Tatsächlich passt die Abwesenheit den Angeklagten ins Bild – auch wenn an diesem Montag niemand weiß, wie krank Hubert Zafke nun wirklich ist. Im Juni letzten Jahres hatte das Gericht mitgeteilt, dass es keinen Prozess gegen den Greis geben werde. Zafke sei nicht verhandlungsfähig. Das entsprechende Gutachten allerdings stützte sich auf zwei ärztliche Expertisen, die, sehr ungewöhnlich, im Auftrag der Verteidigung erstellt worden waren.
Dass der Prozess nun dennoch stattfindet, ist Folge der Beschwerde der Staatsanwaltschaft Schwerin beim Oberlandesgericht Rostock. Das entschied im letzten Jahr auf Basis des Gutachtens des Demenzforschers Stefan Teipel, Zafke sei durchaus – wenn auch nur eingeschränkt – verhandlungsfähig. „Die Strafkammer will das Verfahren nicht durchführen, und dazu passt die heutige Verhandlung“, sagt Nestler.
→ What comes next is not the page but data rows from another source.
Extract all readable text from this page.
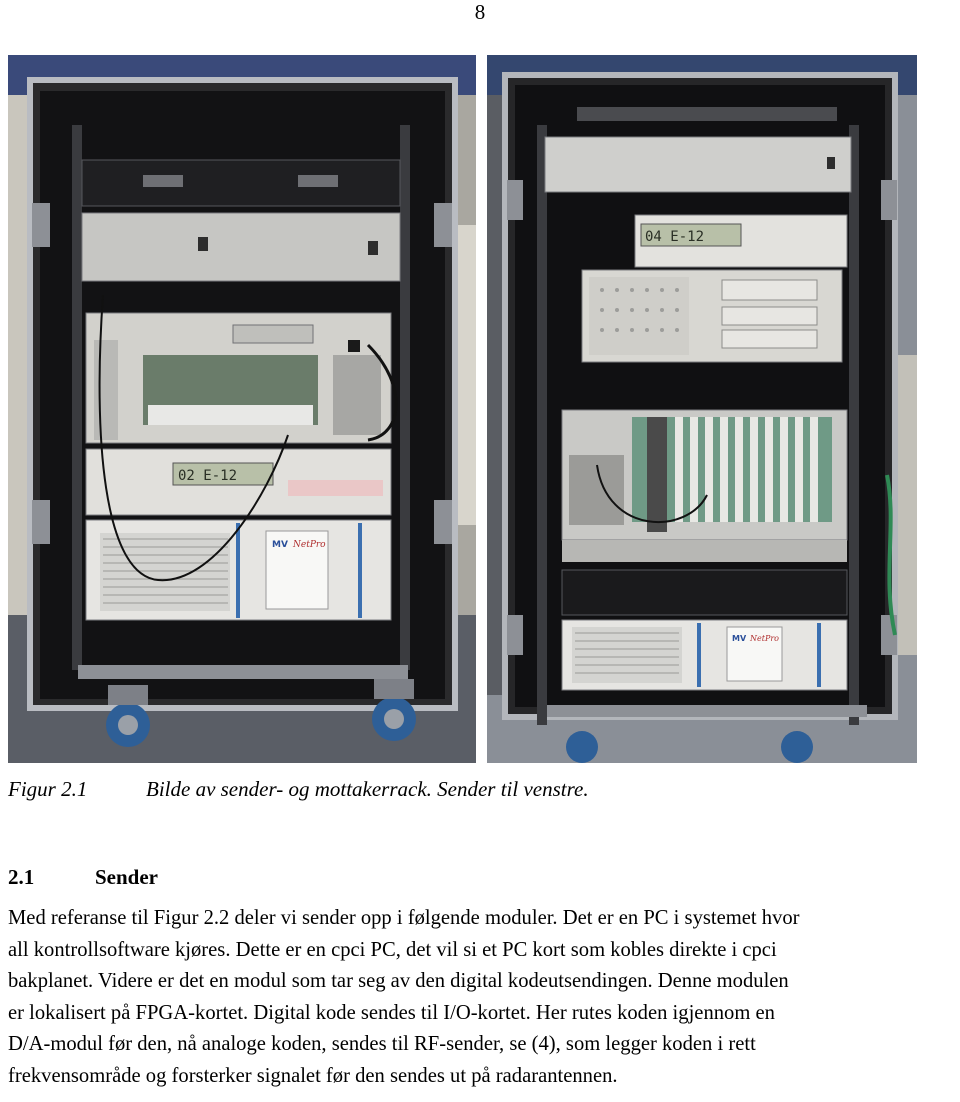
8
02 E-12
MV NetPro
04 E-12
MV NetPro
Figur 2.1	Bilde av sender- og mottakerrack. Sender til venstre.
2.1	Sender
Med referanse til Figur 2.2 deler vi sender opp i følgende moduler. Det er en PC i systemet hvor
all kontrollsoftware kjøres. Dette er en cpci PC, det vil si et PC kort som kobles direkte i cpci
bakplanet. Videre er det en modul som tar seg av den digital kodeutsendingen. Denne modulen
er lokalisert på FPGA-kortet. Digital kode sendes til I/O-kortet. Her rutes koden igjennom en
D/A-modul før den, nå analoge koden, sendes til RF-sender, se (4), som legger koden i rett
frekvensområde og forsterker signalet før den sendes ut på radarantennen.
Dagegen sagt Zafkes Verteidiger Peter-Michael Diestel, das Verfahren gegen seinen Mandanten sei „mit einer Todesstrafe gleichzusetzen“. Entsprechend hoch her geht es im Gerichtsaal bei der Frage, wer nun beurteilen soll, ob Zafke entschuldigt oder unentschuldigt zum Prozessauftakt fehlt – sprich, ob das Verfahren platzt oder nicht.
Kompromiss zum Ende
Der nuschelnde Richter Kabisch hat damit einen Amtsarzt beauftragt, von dem er weder sagen kann, wie dieser heißt, noch, wann er die Untersuchung vornimmt. Nebenklage und Verteidigung wollen dagegen den Demenzexperten Teipel beauftragt sehen, der schon einmal die eingeschränkte Verhandlungsfähigkeit attestiert hatte. Das stößt, wenig verwunderlich, auf den Protest der Verteidigung.
Der Tag endet mit einem Kompromiss. Teitel und ein Internist sollen den Angeklagten zeitnah vor dem nächsten Verhandlungstermin am 14. März untersuchen und feststellen, wie sein Gesundheitszustand nun wirklich ist. Damit endet der erste Tag im Prozess gegen den 95-jährigen Hubert Zafke. Über Auschwitz ist kein einziges Wort gesprochen worden.